You can prevent alcoholic ketoacidosis by limiting your alcohol intake. You can learn how to reduce your alcohol intake or eliminate it altogether. Joining a local chapter of Alcoholics Anonymous may provide you with the support you need to cope.

• Note information about the patient’s social situation and the presence of intoxicating agents besides alcohol.

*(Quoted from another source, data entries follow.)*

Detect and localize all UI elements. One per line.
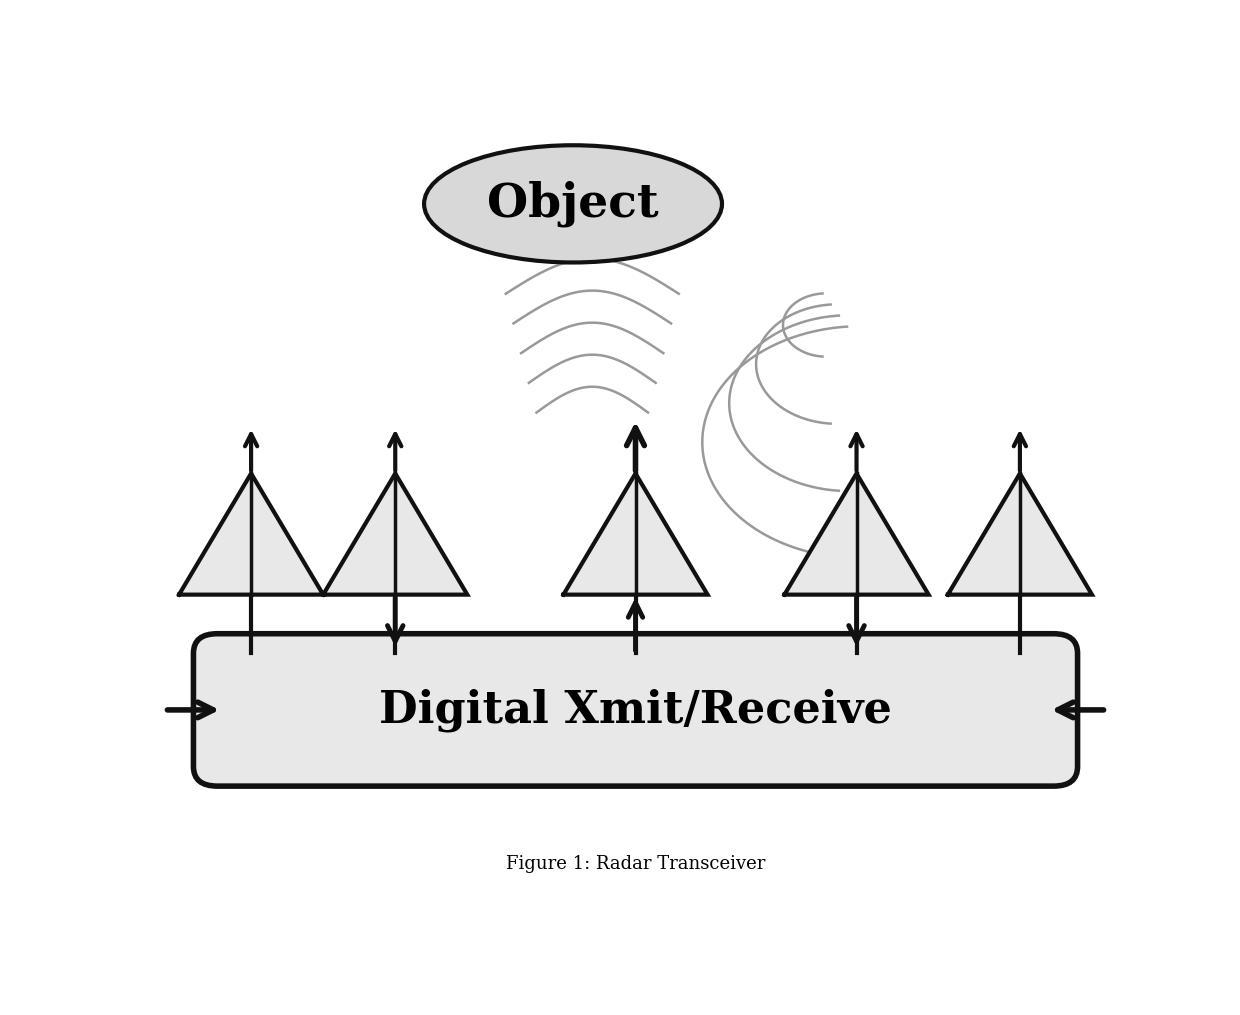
Text: Object: Object (487, 181, 658, 227)
Ellipse shape (424, 145, 722, 263)
Polygon shape (563, 474, 708, 595)
Polygon shape (785, 474, 929, 595)
Text: Figure 1: Radar Transceiver: Figure 1: Radar Transceiver (506, 856, 765, 873)
Polygon shape (179, 474, 324, 595)
Polygon shape (947, 474, 1092, 595)
FancyBboxPatch shape (193, 633, 1078, 786)
Text: Digital Xmit/Receive: Digital Xmit/Receive (379, 688, 892, 732)
Polygon shape (324, 474, 467, 595)
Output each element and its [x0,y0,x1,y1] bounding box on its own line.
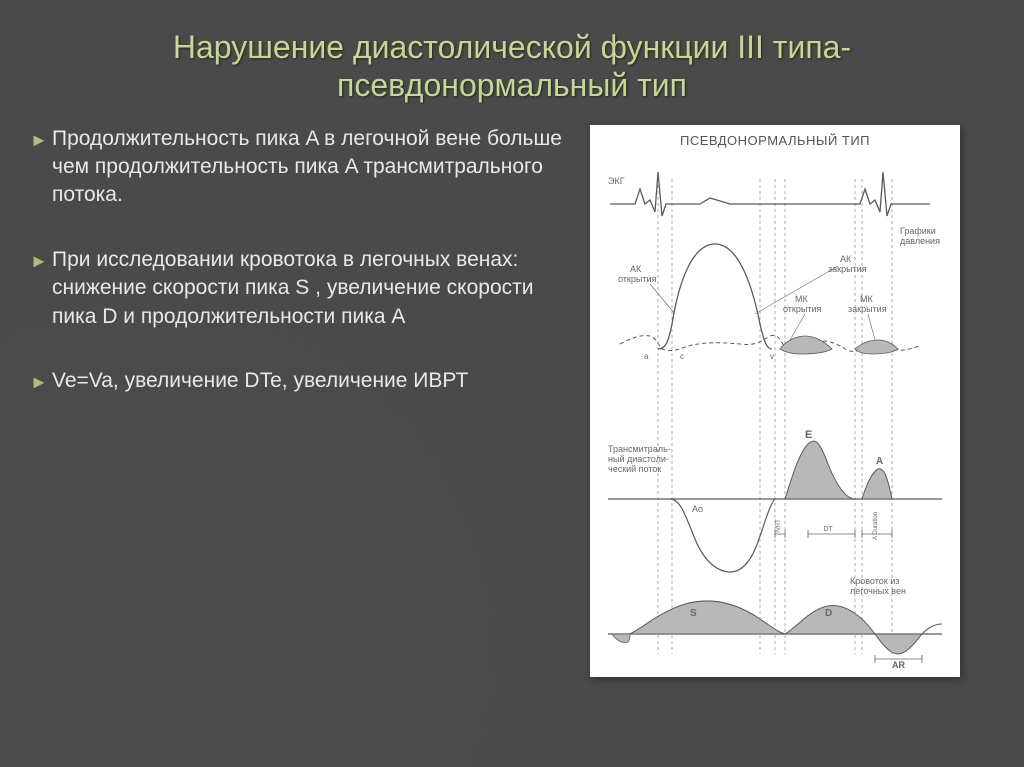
list-item: ► При исследовании кровотока в легочных … [30,246,570,331]
svg-text:МК: МК [795,294,808,304]
svg-text:Графики: Графики [900,226,936,236]
svg-text:Кровоток из: Кровоток из [850,576,899,586]
diagram-heading: ПСЕВДОНОРМАЛЬНЫЙ ТИП [600,133,950,148]
svg-text:ЭКГ: ЭКГ [608,176,625,186]
svg-text:AR: AR [892,660,905,670]
title-line-1: Нарушение диастолической функции III тип… [173,29,851,65]
svg-text:D: D [825,608,832,619]
svg-text:закрытия: закрытия [848,304,887,314]
svg-text:ческий поток: ческий поток [608,464,661,474]
bullet-triangle-icon: ► [30,367,52,395]
svg-text:АК: АК [630,264,642,274]
svg-text:Ao: Ao [692,504,703,514]
bullet-text: При исследовании кровотока в легочных ве… [52,246,570,331]
svg-text:открытия: открытия [618,274,656,284]
svg-text:A Duration: A Duration [873,512,879,540]
svg-text:IVRT: IVRT [776,519,782,533]
svg-text:легочных вен: легочных вен [850,586,906,596]
content-row: ► Продолжительность пика A в легочной ве… [0,105,1024,677]
svg-text:a: a [644,352,649,361]
bullet-list: ► Продолжительность пика A в легочной ве… [30,125,590,677]
svg-text:Трансмитраль-: Трансмитраль- [608,444,671,454]
bullet-text: Ve=Va, увеличение DTe, увеличение ИВРТ [52,367,468,395]
bullet-text: Продолжительность пика A в легочной вене… [52,125,570,210]
list-item: ► Ve=Va, увеличение DTe, увеличение ИВРТ [30,367,570,395]
page-title: Нарушение диастолической функции III тип… [0,0,1024,105]
svg-text:закрытия: закрытия [828,264,867,274]
svg-text:c: c [680,352,684,361]
svg-text:АК: АК [840,254,852,264]
svg-text:давления: давления [900,236,940,246]
diagram-svg: ЭКГГрафикидавленияАКоткрытияАКзакрытияМК… [600,154,950,674]
bullet-triangle-icon: ► [30,125,52,210]
svg-text:v: v [770,352,774,361]
svg-text:DT: DT [823,526,833,533]
bullet-triangle-icon: ► [30,246,52,331]
svg-text:S: S [690,608,697,619]
svg-text:ный диастоли-: ный диастоли- [608,454,669,464]
svg-text:A: A [876,456,883,467]
svg-text:открытия: открытия [783,304,821,314]
svg-text:E: E [805,429,812,441]
svg-text:МК: МК [860,294,873,304]
title-line-2: псевдонормальный тип [337,67,687,103]
diagram-panel: ПСЕВДОНОРМАЛЬНЫЙ ТИП ЭКГ Графикидавления А… [590,125,960,677]
list-item: ► Продолжительность пика A в легочной ве… [30,125,570,210]
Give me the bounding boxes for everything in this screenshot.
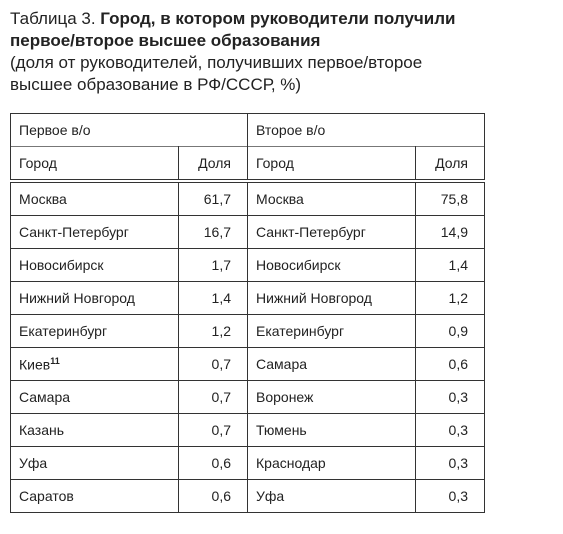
city-cell: Новосибирск (10, 248, 179, 282)
title: Таблица 3. Город, в котором руководители… (10, 8, 480, 96)
share-cell: 1,4 (178, 281, 248, 315)
share-cell: 0,6 (178, 479, 248, 513)
city-cell: Самара (10, 380, 179, 414)
city-cell: Киев11 (10, 347, 179, 381)
city-cell: Краснодар (247, 446, 416, 480)
share-cell: 0,7 (178, 380, 248, 414)
share-cell: 0,7 (178, 413, 248, 447)
table-row: Уфа 0,6 Краснодар 0,3 (10, 446, 485, 480)
city-cell: Екатеринбург (10, 314, 179, 348)
table-row: Екатеринбург 1,2 Екатеринбург 0,9 (10, 314, 485, 348)
table-row: Москва 61,7 Москва 75,8 (10, 179, 485, 216)
share-cell: 0,3 (415, 479, 485, 513)
table-row: Нижний Новгород 1,4 Нижний Новгород 1,2 (10, 281, 485, 315)
share-cell: 0,7 (178, 347, 248, 381)
city-cell: Санкт-Петербург (247, 215, 416, 249)
share-cell: 0,3 (415, 446, 485, 480)
column-header: Город (10, 146, 179, 182)
table-row: Санкт-Петербург 16,7 Санкт-Петербург 14,9 (10, 215, 485, 249)
city-cell: Казань (10, 413, 179, 447)
share-cell: 0,6 (178, 446, 248, 480)
share-cell: 1,2 (415, 281, 485, 315)
share-cell: 14,9 (415, 215, 485, 249)
table-row: Новосибирск 1,7 Новосибирск 1,4 (10, 248, 485, 282)
share-cell: 1,7 (178, 248, 248, 282)
city-name: Киев (19, 356, 51, 373)
city-cell: Самара (247, 347, 416, 381)
city-cell: Саратов (10, 479, 179, 513)
city-cell: Нижний Новгород (247, 281, 416, 315)
table-row: Саратов 0,6 Уфа 0,3 (10, 479, 485, 513)
group-header: Первое в/о (10, 113, 248, 147)
share-cell: 0,3 (415, 413, 485, 447)
city-cell: Уфа (247, 479, 416, 513)
table-row: Казань 0,7 Тюмень 0,3 (10, 413, 485, 447)
city-cell: Москва (10, 179, 179, 216)
column-header: Доля (415, 146, 485, 182)
share-cell: 0,6 (415, 347, 485, 381)
subtitle: (доля от руководителей, получивших перво… (10, 53, 423, 94)
column-header: Город (247, 146, 416, 182)
table-body: Москва 61,7 Москва 75,8 Санкт-Петербург 16,7 С… (10, 179, 485, 513)
city-cell: Санкт-Петербург (10, 215, 179, 249)
title-bold: Город, в котором руководители получили п… (10, 9, 456, 50)
table: Первое в/о Второе в/о Город Доля Город Доля … (10, 113, 485, 513)
city-cell: Екатеринбург (247, 314, 416, 348)
city-cell: Уфа (10, 446, 179, 480)
table-row: Самара 0,7 Воронеж 0,3 (10, 380, 485, 414)
city-cell: Москва (247, 179, 416, 216)
footnote-mark: 11 (50, 355, 60, 366)
column-header: Доля (178, 146, 248, 182)
group-header: Второе в/о (247, 113, 485, 147)
share-cell: 61,7 (178, 179, 248, 216)
city-cell: Тюмень (247, 413, 416, 447)
share-cell: 0,9 (415, 314, 485, 348)
share-cell: 1,2 (178, 314, 248, 348)
share-cell: 1,4 (415, 248, 485, 282)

• The high ratio of NADH to NAD+ also favors the reduction of acetoacetate to beta-hydroxybutyrate.
• Group meetings provide support for people trying to quit drinking.
• Blood glucose levels and electrolytes should be monitored on an hourly basis during the initial phase of management.

Acetic acid (an acyl group carrier) is linked with coenzyme A (a thiol) to produce Acetyl-CoA. This process is catalyzed by the enzyme acetyl-CoA synthetase. The metabolism of alcohol itself is a probable contributor to the ketotic state. Alcohol dehydrogenase (ADH), a cytosolic enzyme, metabolizes alcohol to acetaldehyde in hepatocytes.